CTA Train Tracker is designed to re-estimate arrivals as a train progresses along its route and update its predictions based on the latest information available. At stations near junctions (such as in the Loop), when trains approaching your stop are coming from different parts of the system, you can expect to occasionally see the list of estimated arrivals reordered, based on the latest real-world conditions.
Why doesn’t CTA Train Tracker tell me if a train is running express?
Right now, this information isn’t available to the Train Tracker system. We’re working on building it in, though, so you’ll better know what to expect wherever you are.
How do I set or un-set a favorite stop?
Simply click the star next to the stop name when looking at a stop in Train Tracker on our Web site. This works both on desktop computers and most mobile devices. The star will go from grey to gold if selected. You can de-select favorites by clicking the star to make it grey again, anywhere the star appears.
Why did my favorite or recent stops disappear?
We don't store favorites or recent stops on our servers. Stops you've recently viewed or flagged as a favorite are stored using a "cookie" on your computer or whatever device you use to view our site. If you clear your browser history, including cookies, the information about what stops you've visited or "favorited" is cleared, as well. If you've set your browser to clear cookies every time you close it, or are visiting in a private browsing session, this information will not be stored.
How do I clear favorites or recent stops?
Simply clear your browser's cookies. Note that this will likely clear all information remembered by your browser, such as sites you've logged into and told to remember you.
Why does CTA Train Tracker tell me the train is going toward “Howard or Loop” on the Purple Line or “63rd Street” on the Green Line when showing scheduled arrivals, rather than a specific destination?
Because our expert field personnel sometimes need to make manual modifications to maintain good service on the system, scheduled departures on the Purple and Green Lines might not be as precise as a live prediction. CTA Train Tracker waits until the train leaves to announce a specific destination, and once it’s left the terminal you’ll see exactly where that train is expected to go. Remember, CTA Train Tracker is a work in progress; more and better information will be available in the future as this service is developed further.
Is CTA Train Tracker accessible to people with disabilities?
Yes, the CTA Train Tracker Web service is built on modern Web standards and designed to follow both established accessibility guidelines and best practices, to ensure that all people can enjoy the information provided using standard Web browsing software or with assistive technologies.

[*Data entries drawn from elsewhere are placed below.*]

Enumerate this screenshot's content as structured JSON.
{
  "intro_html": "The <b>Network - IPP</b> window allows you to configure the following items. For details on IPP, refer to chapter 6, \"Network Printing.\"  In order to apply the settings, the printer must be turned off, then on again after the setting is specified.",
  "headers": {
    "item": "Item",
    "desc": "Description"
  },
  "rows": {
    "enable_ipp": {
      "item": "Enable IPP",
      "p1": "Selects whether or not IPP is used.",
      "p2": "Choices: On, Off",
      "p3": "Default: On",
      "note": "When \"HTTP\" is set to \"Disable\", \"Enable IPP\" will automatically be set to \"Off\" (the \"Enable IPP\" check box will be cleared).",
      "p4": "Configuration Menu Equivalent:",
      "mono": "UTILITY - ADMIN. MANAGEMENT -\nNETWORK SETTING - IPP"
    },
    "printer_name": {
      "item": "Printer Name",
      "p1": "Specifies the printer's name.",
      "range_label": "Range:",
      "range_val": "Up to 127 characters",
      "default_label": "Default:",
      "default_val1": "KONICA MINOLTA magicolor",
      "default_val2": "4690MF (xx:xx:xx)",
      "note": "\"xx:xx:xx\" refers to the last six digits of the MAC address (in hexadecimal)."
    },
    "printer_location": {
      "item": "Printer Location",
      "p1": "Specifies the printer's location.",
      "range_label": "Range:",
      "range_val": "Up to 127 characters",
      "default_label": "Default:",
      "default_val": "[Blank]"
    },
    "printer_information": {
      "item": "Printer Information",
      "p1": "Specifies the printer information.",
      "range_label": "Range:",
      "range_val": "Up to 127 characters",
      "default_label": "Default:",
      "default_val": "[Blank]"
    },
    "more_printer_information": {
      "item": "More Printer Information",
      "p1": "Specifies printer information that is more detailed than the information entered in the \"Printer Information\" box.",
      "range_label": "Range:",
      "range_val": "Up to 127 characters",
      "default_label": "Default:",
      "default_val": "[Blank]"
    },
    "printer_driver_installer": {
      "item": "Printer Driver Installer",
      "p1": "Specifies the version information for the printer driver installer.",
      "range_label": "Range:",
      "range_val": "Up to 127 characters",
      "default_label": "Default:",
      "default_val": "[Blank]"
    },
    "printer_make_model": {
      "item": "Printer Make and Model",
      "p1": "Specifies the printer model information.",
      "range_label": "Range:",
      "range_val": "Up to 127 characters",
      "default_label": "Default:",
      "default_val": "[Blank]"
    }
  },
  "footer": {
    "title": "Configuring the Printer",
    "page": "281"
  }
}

CTA is also in the preliminary testing phase of displaying Train Tracker arrival times at 13 rail stations on existing LED displays. Right now, we are working to verify reliable arrival time data transmission to the station signs. When the results of this testing phase are deemed satisfactory, the pilot will be expanded, including additional stations and accessible features such as an audible component. During the LED sign preliminary testing phase, visually impaired customers may call CTA Customer Service at 1-888-YOUR-CTA (TTY: 1-888-CTA-TTY1), 7:00 a.m. to 8:00 p.m., on weekdays (excluding holidays), to receive estimated arrival times.